UCLA School of Law’s Veterans Legal Clinic and the National Association of Minority Veterans of America called Wednesday for an investigation into police practices and policies on Veterans Administration campuses that create barriers to providing necessary health care for veterans.
In an advisory, the organizations ask Congress and the VA to investigate alleged excessive force, bias, surveillance tactics and other problematic practices involving the U.S. Department of Veterans Affairs Police.
The advisory emphasizes that the COVID-19 pandemic exacerbates concerns for veterans’ health and safety and adds urgency to an already troubling situation involving people of color or homeless, mentally ill or otherwise vulnerable veterans who turn to the VA for help.
A message sent to the VA public affairs office seeking comment was not immediately answered.

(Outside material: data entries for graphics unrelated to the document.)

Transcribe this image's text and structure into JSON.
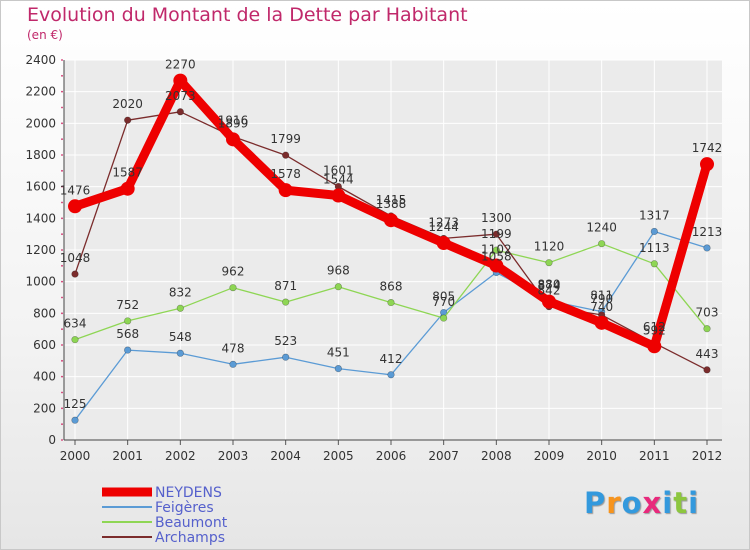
{
  "title": "Evolution du Montant de la Dette par Habitant",
  "subtitle": "(en €)",
  "logo": {
    "text": "Proxiti",
    "colors": [
      "#3399dd",
      "#f7941d",
      "#3399dd",
      "#e8297c",
      "#3399dd",
      "#8dc63f",
      "#3399dd"
    ]
  },
  "chart_data": {
    "type": "line",
    "title": "Evolution du Montant de la Dette par Habitant",
    "ylabel": "(en €)",
    "x": [
      "2000",
      "2001",
      "2002",
      "2003",
      "2004",
      "2005",
      "2006",
      "2007",
      "2008",
      "2009",
      "2010",
      "2011",
      "2012"
    ],
    "ylim": [
      0,
      2400
    ],
    "yticks": [
      0,
      200,
      400,
      600,
      800,
      1000,
      1200,
      1400,
      1600,
      1800,
      2000,
      2200,
      2400
    ],
    "grid": true,
    "legend_position": "bottom-left",
    "series": [
      {
        "name": "NEYDENS",
        "color": "#ee0000",
        "emphasis": true,
        "values": [
          1476,
          1587,
          2270,
          1899,
          1578,
          1544,
          1388,
          1244,
          1102,
          874,
          740,
          592,
          1742
        ],
        "labels": [
          "1476",
          "1587",
          "2270",
          "1899",
          "1578",
          "1544",
          "1388",
          "1244",
          "1102",
          "874",
          "740",
          "592",
          "1742"
        ]
      },
      {
        "name": "Feigères",
        "color": "#5b9bd5",
        "emphasis": false,
        "values": [
          125,
          568,
          548,
          478,
          523,
          451,
          412,
          805,
          1058,
          880,
          811,
          1317,
          1213
        ],
        "labels": [
          "125",
          "568",
          "548",
          "478",
          "523",
          "451",
          "412",
          "805",
          "1058",
          "880",
          "811",
          "1317",
          "1213"
        ]
      },
      {
        "name": "Beaumont",
        "color": "#8ed654",
        "emphasis": false,
        "values": [
          634,
          752,
          832,
          962,
          871,
          968,
          868,
          770,
          1199,
          1120,
          1240,
          1113,
          703
        ],
        "labels": [
          "634",
          "752",
          "832",
          "962",
          "871",
          "968",
          "868",
          "770",
          "1199",
          "1120",
          "1240",
          "1113",
          "703"
        ]
      },
      {
        "name": "Archamps",
        "color": "#7b2c2c",
        "emphasis": false,
        "values": [
          1048,
          2020,
          2073,
          1916,
          1799,
          1601,
          1415,
          1273,
          1300,
          842,
          790,
          612,
          443
        ],
        "labels": [
          "1048",
          "2020",
          "2073",
          "1916",
          "1799",
          "1601",
          "1415",
          "1273",
          "1300",
          "842",
          "790",
          "612",
          "443"
        ]
      }
    ]
  }
}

Sunita Patel, director of the Veterans Legal Clinic, alleged that VA police lack transparency.
They “operate outside of public view” and are “less transparent and accountable to the public or communities they serve than other law enforcement agencies, even as they deal with an extremely vulnerable population,” Patel contends.
The Veterans Legal Clinic, which opened in 2017 on the West Los Angeles VA campus, provides direct legal representation and advice to veterans seeking assistance with VA benefits and other civil legal services. Founded in 1969, NAMVETS of America has chapters across the country and is committed to improving the lives of people who previously served in the U.S. armed forces.
“Across the country, we hear from black and minority veterans who have had negative encounters with VA police,” said Horace Walker Jr., director of NAMVETS of America’s national veterans claims center. “VA grounds should be safe havens where veterans can get the support they need.”